The 8-bit output of each PE is sign-extended and shifted (multiplied) before being added to the uncompensated 16bit input signal x(n). Shifting allows a greater dynamic range of the compensation term for more accurate linearization.

#### **Final Accumulator**

After the output of each PE has been shifted to the appropriate position in a 16-bit word, these values are added to the input signal in the Final Accumulator. This can be viewed as subtracting nonlinear effects from x(n), where subtraction is implemented by negating coefficients.

## Results

We excited the active filter from [1] with 184 two-tone signals at various frequencies and tone spacings. Of these signals, 60 were used to train a compensator with the architecture described in the previous section, choosing the delays and computing the coefficients. Figure 3 demonstrates the increase in dynamic range when the compensator is applied (in Matlab) to the remaining 124 signals. In over 90% of the signals, the largest distortion is less than -85 dBFS, which is true for less than 17% when no compensation is used. We performed a bit-true fixed point simulation, which, as shown in the figure, attains nearly the same performance as floating point.

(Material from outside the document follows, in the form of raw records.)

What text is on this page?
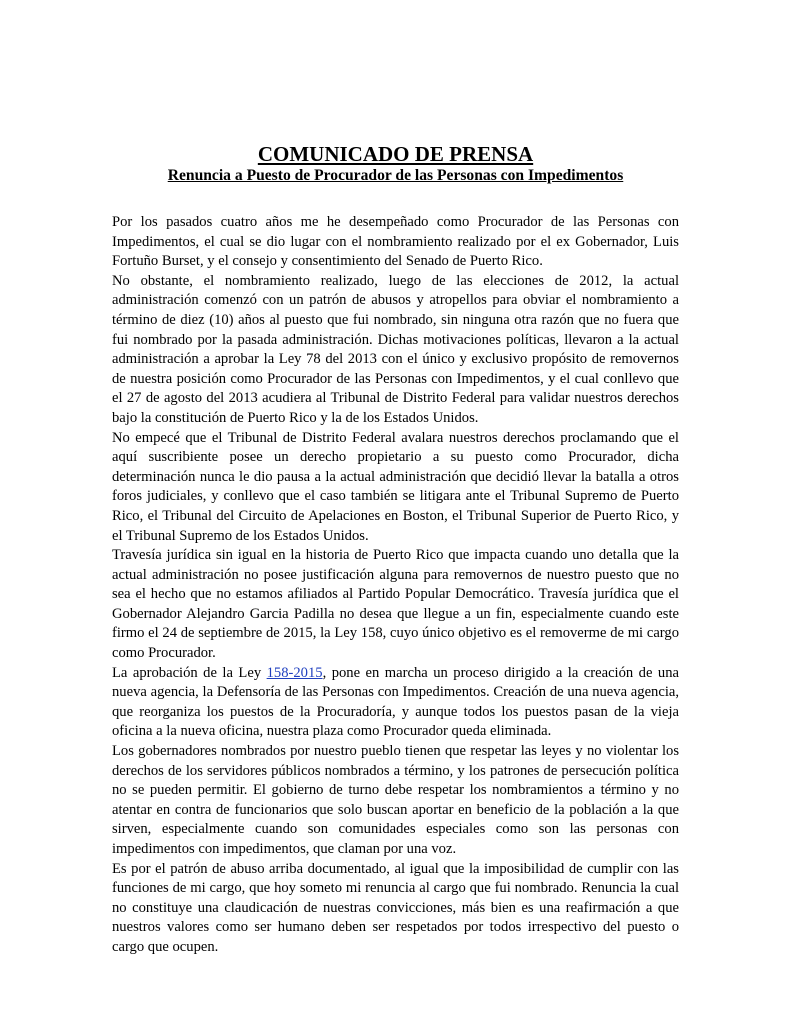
COMUNICADO DE PRENSA
Renuncia a Puesto de Procurador de las Personas con Impedimentos

Por los pasados cuatro años me he desempeñado como Procurador de las Personas con Impedimentos, el cual se dio lugar con el nombramiento realizado por el ex Gobernador, Luis Fortuño Burset, y el consejo y consentimiento del Senado de Puerto Rico.

No obstante, el nombramiento realizado, luego de las elecciones de 2012, la actual administración comenzó con un patrón de abusos y atropellos para obviar el nombramiento a término de diez (10) años al puesto que fui nombrado, sin ninguna otra razón que no fuera que fui nombrado por la pasada administración. Dichas motivaciones políticas, llevaron a la actual administración a aprobar la Ley 78 del 2013 con el único y exclusivo propósito de removernos de nuestra posición como Procurador de las Personas con Impedimentos, y el cual conllevo que el 27 de agosto del 2013 acudiera al Tribunal de Distrito Federal para validar nuestros derechos bajo la constitución de Puerto Rico y la de los Estados Unidos.

No empecé que el Tribunal de Distrito Federal avalara nuestros derechos proclamando que el aquí suscribiente posee un derecho propietario a su puesto como Procurador, dicha determinación nunca le dio pausa a la actual administración que decidió llevar la batalla a otros foros judiciales, y conllevo que el caso también se litigara ante el Tribunal Supremo de Puerto Rico, el Tribunal del Circuito de Apelaciones en Boston, el Tribunal Superior de Puerto Rico, y el Tribunal Supremo de los Estados Unidos.

Travesía jurídica sin igual en la historia de Puerto Rico que impacta cuando uno detalla que la actual administración no posee justificación alguna para removernos de nuestro puesto que no sea el hecho que no estamos afiliados al Partido Popular Democrático. Travesía jurídica que el Gobernador Alejandro Garcia Padilla no desea que llegue a un fin, especialmente cuando este firmo el 24 de septiembre de 2015, la Ley 158, cuyo único objetivo es el removerme de mi cargo como Procurador.

La aprobación de la Ley 158-2015, pone en marcha un proceso dirigido a la creación de una nueva agencia, la Defensoría de las Personas con Impedimentos. Creación de una nueva agencia, que reorganiza los puestos de la Procuradoría, y aunque todos los puestos pasan de la vieja oficina a la nueva oficina, nuestra plaza como Procurador queda eliminada.

Los gobernadores nombrados por nuestro pueblo tienen que respetar las leyes y no violentar los derechos de los servidores públicos nombrados a término, y los patrones de persecución política no se pueden permitir. El gobierno de turno debe respetar los nombramientos a término y no atentar en contra de funcionarios que solo buscan aportar en beneficio de la población a la que sirven, especialmente cuando son comunidades especiales como son las personas con impedimentos con impedimentos, que claman por una voz.

Es por el patrón de abuso arriba documentado, al igual que la imposibilidad de cumplir con las funciones de mi cargo, que hoy someto mi renuncia al cargo que fui nombrado. Renuncia la cual no constituye una claudicación de nuestras convicciones, más bien es una reafirmación a que nuestros valores como ser humano deben ser respetados por todos irrespectivo del puesto o cargo que ocupen.
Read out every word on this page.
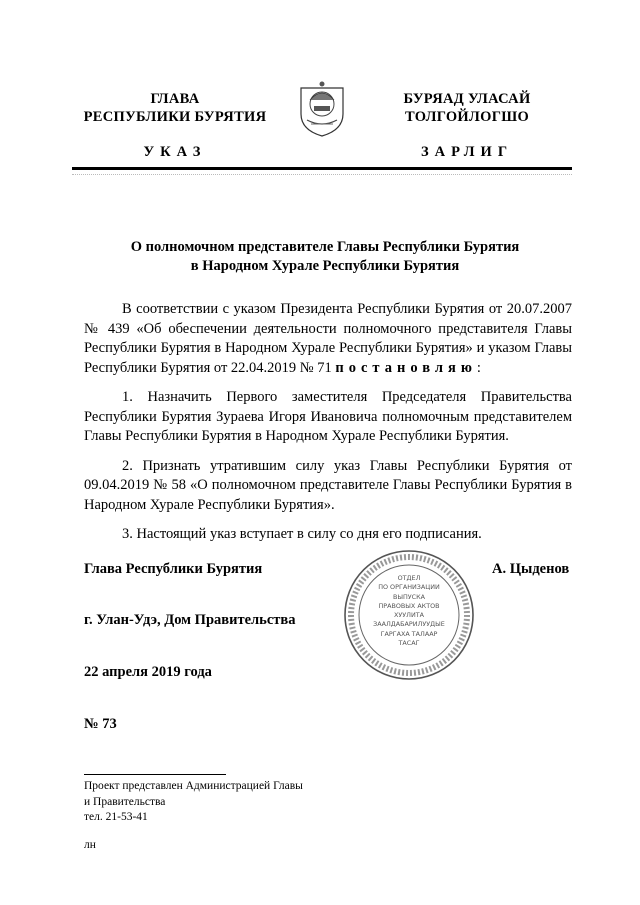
ГЛАВА
РЕСПУБЛИКИ БУРЯТИЯ
БУРЯАД УЛАСАЙ
ТОЛГОЙЛОГШО
УКАЗ	ЗАРЛИГ
О полномочном представителе Главы Республики Бурятия
в Народном Хурале Республики Бурятия

В соответствии с указом Президента Республики Бурятия от 20.07.2007 № 439 «Об обеспечении деятельности полномочного представителя Главы Республики Бурятия в Народном Хурале Республики Бурятия» и указом Главы Республики Бурятия от 22.04.2019 № 71 постановляю:

1. Назначить Первого заместителя Председателя Правительства Республики Бурятия Зураева Игоря Ивановича полномочным представителем Главы Республики Бурятия в Народном Хурале Республики Бурятия.

2. Признать утратившим силу указ Главы Республики Бурятия от 09.04.2019 № 58 «О полномочном представителе Главы Республики Бурятия в Народном Хурале Республики Бурятия».

3. Настоящий указ вступает в силу со дня его подписания.

Глава Республики Бурятия	А. Цыденов
г. Улан-Удэ, Дом Правительства
22 апреля 2019 года
№ 73
ОТДЕЛ
ПО ОРГАНИЗАЦИИ
ВЫПУСКА
ПРАВОВЫХ АКТОВ
ХУУЛИТА
ЗААЛДАБАРИЛУУДЫЕ
ГАРГАХА ТАЛААР
ТАСАГ
Проект представлен Администрацией Главы
и Правительства
тел. 21-53-41
лн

Figure 3: CDF for distortion level in an active filter, and improvement using nonlinear digital compensation

# Acknowledgements

The authors wish to thank Helen Kim, Merlin Green, Daniel Santiago and Joel Goodman for their technical contributions to this work.

### References

- H. H. Kim, M. Green, B. A. Miller, A. Bolstad, D. D. Santiago, "An active filter achieving 43.6dBm OIP<sub>3</sub>," in *Proc IEEE RFIC Symp.*, 2011. To appear
- [2] V. J. Mathews and G. L. Sicuranza, *Polynomial Signal Processing*, John Wiley & Sons, 2000.
- [3] M. Herman, B. Miller and J. Goodman, "Efficient Multidimensional Polynomial Filtering for Nonlinear Digital Predistortion," in *Proc. Twelfth Annual HPEC Workshop*, 2008.
- [4] W. S. Song et al., "Nonlinear Equalization Processor IC for Wideband Receivers and Sensors," in *Proc. Thirteenth Annual HPEC Workshop*, 2009.
- [5] D. R. Morgan, Z. Ma, J. Kim, M. G. Zierdt, and J. Pastalan, "A generalized memory polynomial model for digital predistortion of RF power amplifiers," *IEEE Trans. Signal Process.*, Vol. 54, No. 10, 2006.